San Francisco, March 29 (IANS) Electric vehicle (EV) startup Lucid announced that it is laying off around 1,300 of its employees or 18 per cent of its workforce, within the upcoming months.
According to an email from CEO Peter Rawlinson, which was attached to a regulatory filing, the job cuts will impact employees and contractors “in nearly every organisation and level, including executives”, reports The Verge.
The filing stated that the restructuring should be finished “by the end of the second quarter of 2023”, and Rawlinson said that workers will learn more about the layoffs over the next three days.
According to the email, fired workers will receive “career resources, Lucid-paid healthcare coverage continuation, and acceleration of equity”.
Moreover, the startup intends to spend between $24 million and $30 million on “charges related to employee transition, severance payments, employee benefits, and stock-based compensation”, according to the filing.

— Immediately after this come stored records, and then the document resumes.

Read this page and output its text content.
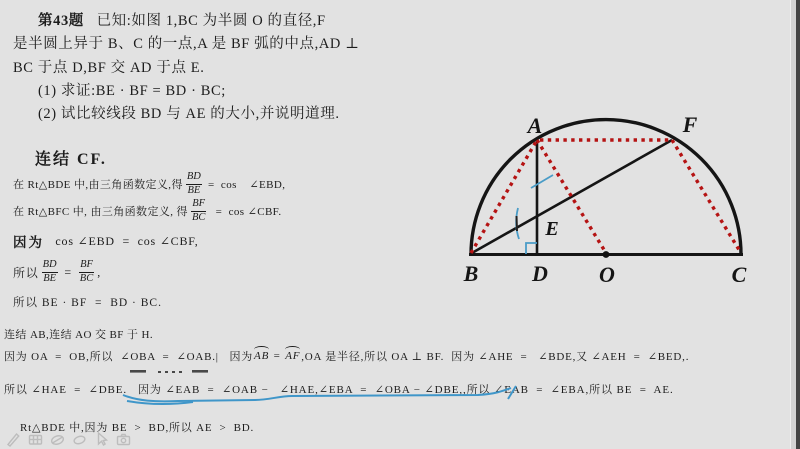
第43题   已知:如图 1,BC 为半圆 O 的直径,F
是半圆上异于 B、C 的一点,A 是 BF 弧的中点,AD ⊥
BC 于点 D,BF 交 AD 于点 E.
(1) 求证:BE · BF = BD · BC;
(2) 试比较线段 BD 与 AE 的大小,并说明道理.
连结 CF.
在 Rt△BDE 中,由三角函数定义,得 $\frac{BD}{BE} = \cos$    ∠EBD,
在 Rt△BFC 中, 由三角函数定义, 得 $\frac{BF}{BC} = \cos$ ∠CBF.
因为 cos ∠EBD  =  cos ∠CBF,
所以 $\frac{BD}{BE} = \frac{BF}{BC}$ ,
所以 BE · BF  =  BD · BC.
连结 AB,连结 AO 交 BF 于 H.
因为 OA  =  OB,所以  ∠OBA  =  ∠OAB.|   因为 AB = AF ,OA 是半径,所以 OA ⊥ BF.  因为 ∠AHE  =   ∠BDE,又 ∠AEH  =  ∠BED,.
所以 ∠HAE  =  ∠DBE.   因为 ∠EAB  =  ∠OAB −   ∠HAE,∠EBA  =  ∠OBA − ∠DBE,,所以 ∠EAB  =  ∠EBA,所以 BE  =  AE.
Rt△BDE 中,因为 BE  >  BD,所以 AE  >  BD.
A	F
B D O	C
E
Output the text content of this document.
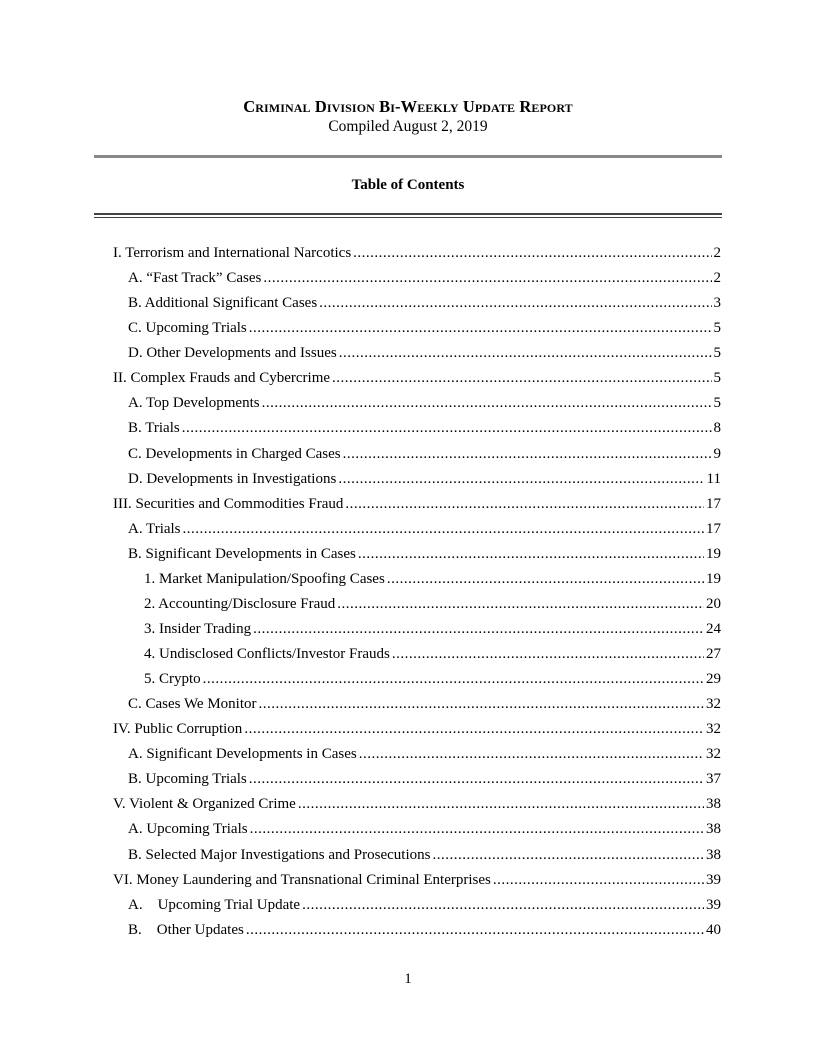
Criminal Division Bi-Weekly Update Report
Compiled August 2, 2019
Table of Contents
I. Terrorism and International Narcotics .....	2
A. “Fast Track” Cases .....	2
B. Additional Significant Cases .....	3
C. Upcoming Trials .....	5
D. Other Developments and Issues .....	5
II. Complex Frauds and Cybercrime .....	5
A. Top Developments .....	5
B. Trials .....	8
C. Developments in Charged Cases .....	9
D. Developments in Investigations .....	11
III. Securities and Commodities Fraud .....	17
A. Trials .....	17
B. Significant Developments in Cases .....	19
1. Market Manipulation/Spoofing Cases .....	19
2. Accounting/Disclosure Fraud .....	20
3. Insider Trading .....	24
4. Undisclosed Conflicts/Investor Frauds .....	27
5. Crypto .....	29
C. Cases We Monitor .....	32
IV. Public Corruption .....	32
A. Significant Developments in Cases .....	32
B. Upcoming Trials .....	37
V. Violent & Organized Crime .....	38
A. Upcoming Trials .....	38
B. Selected Major Investigations and Prosecutions .....	38
VI. Money Laundering and Transnational Criminal Enterprises .....	39
A.    Upcoming Trial Update .....	39
B.    Other Updates .....	40
1
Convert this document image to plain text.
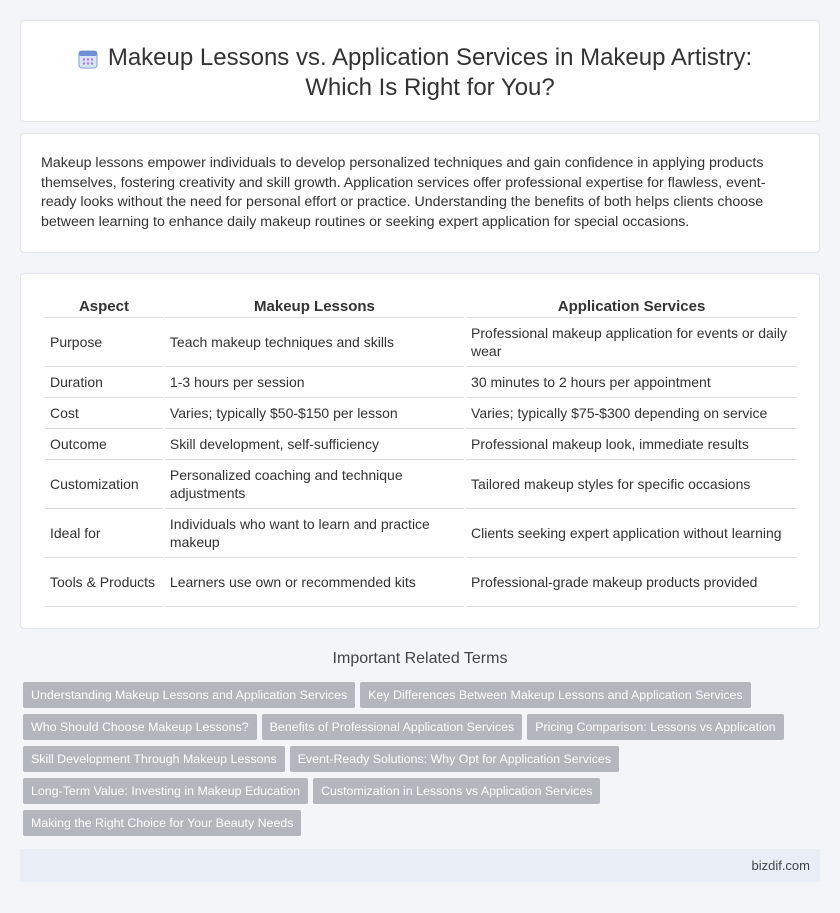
Makeup Lessons vs. Application Services in Makeup Artistry: Which Is Right for You?

Makeup lessons empower individuals to develop personalized techniques and gain confidence in applying products themselves, fostering creativity and skill growth. Application services offer professional expertise for flawless, event-ready looks without the need for personal effort or practice. Understanding the benefits of both helps clients choose between learning to enhance daily makeup routines or seeking expert application for special occasions.

Aspect	Makeup Lessons	Application Services
Purpose	Teach makeup techniques and skills	Professional makeup application for events or daily wear
Duration	1-3 hours per session	30 minutes to 2 hours per appointment
Cost	Varies; typically $50-$150 per lesson	Varies; typically $75-$300 depending on service
Outcome	Skill development, self-sufficiency	Professional makeup look, immediate results
Customization	Personalized coaching and technique adjustments	Tailored makeup styles for specific occasions
Ideal for	Individuals who want to learn and practice makeup	Clients seeking expert application without learning
Tools & Products	Learners use own or recommended kits	Professional-grade makeup products provided
Important Related Terms
Understanding Makeup Lessons and Application Services Key Differences Between Makeup Lessons and Application Services
Who Should Choose Makeup Lessons? Benefits of Professional Application Services Pricing Comparison: Lessons vs Application
Skill Development Through Makeup Lessons Event-Ready Solutions: Why Opt for Application Services
Long-Term Value: Investing in Makeup Education Customization in Lessons vs Application Services
Making the Right Choice for Your Beauty Needs
bizdif.com
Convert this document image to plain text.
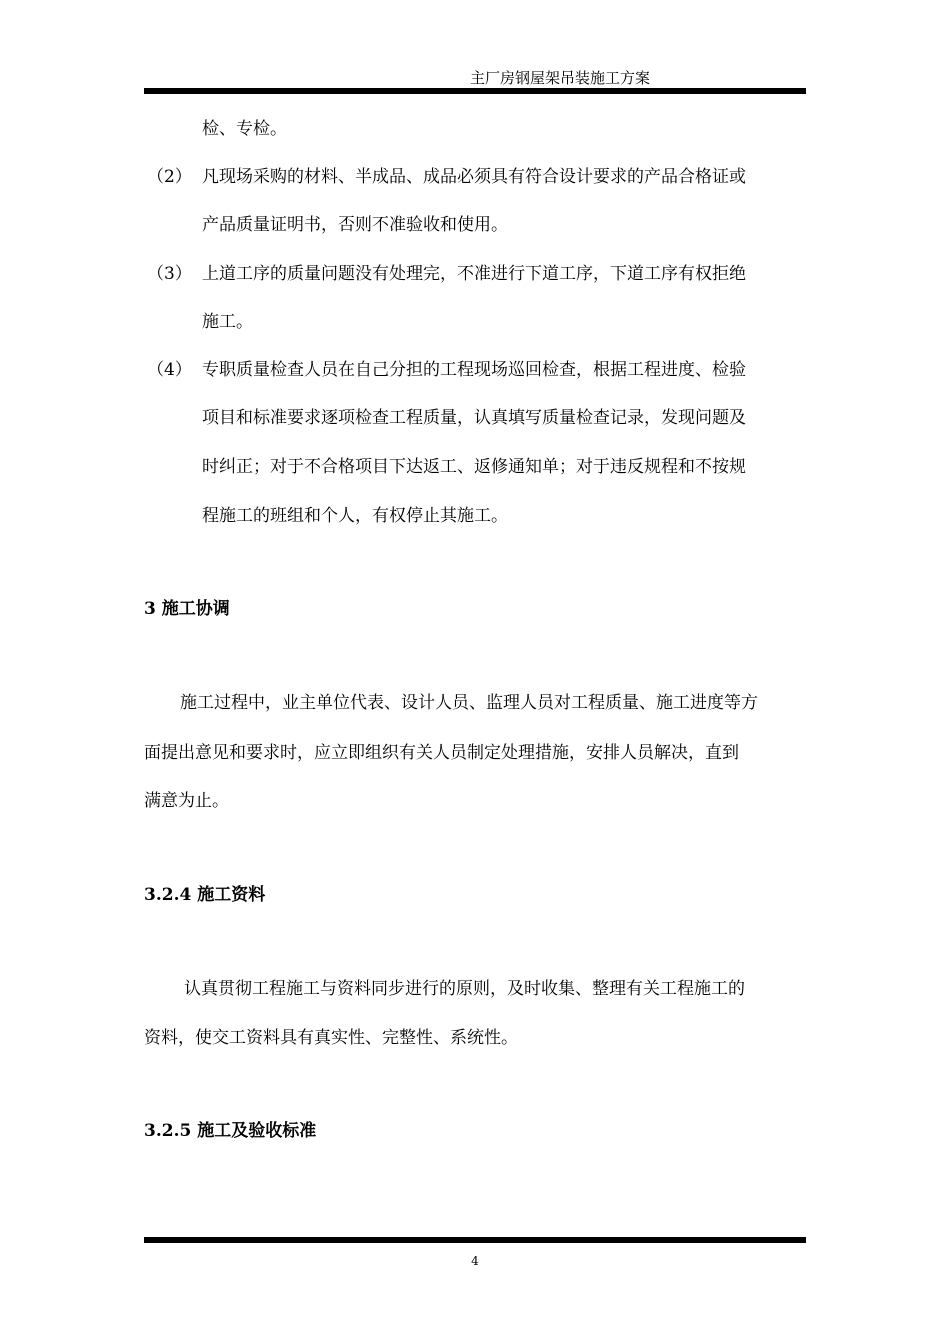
主厂房钢屋架吊装施工方案
检、专检。
（2） 凡现场采购的材料、半成品、成品必须具有符合设计要求的产品合格证或
产品质量证明书，否则不准验收和使用。
（3） 上道工序的质量问题没有处理完，不准进行下道工序，下道工序有权拒绝
施工。
（4） 专职质量检查人员在自己分担的工程现场巡回检查，根据工程进度、检验
项目和标准要求逐项检查工程质量，认真填写质量检查记录，发现问题及
时纠正；对于不合格项目下达返工、返修通知单；对于违反规程和不按规
程施工的班组和个人，有权停止其施工。
3 施工协调
施工过程中，业主单位代表、设计人员、监理人员对工程质量、施工进度等方
面提出意见和要求时，应立即组织有关人员制定处理措施，安排人员解决，直到
满意为止。
3.2.4 施工资料
认真贯彻工程施工与资料同步进行的原则，及时收集、整理有关工程施工的
资料，使交工资料具有真实性、完整性、系统性。
3.2.5 施工及验收标准
4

The layoffs, according to Rawlinson, are “aligned with the cost discipline announcement we made in late February when we reported earnings”, which also revealed that the company had spent about $2.6 billion over the fiscal year 2022.
Last month, the company reported having over 28,000 reservations, but stated that it would only be able to produce 10,000 to 14,000 vehicles throughout 2023.
This shows how difficult it has been for the company to get cars made and into the hands of customers, the report said.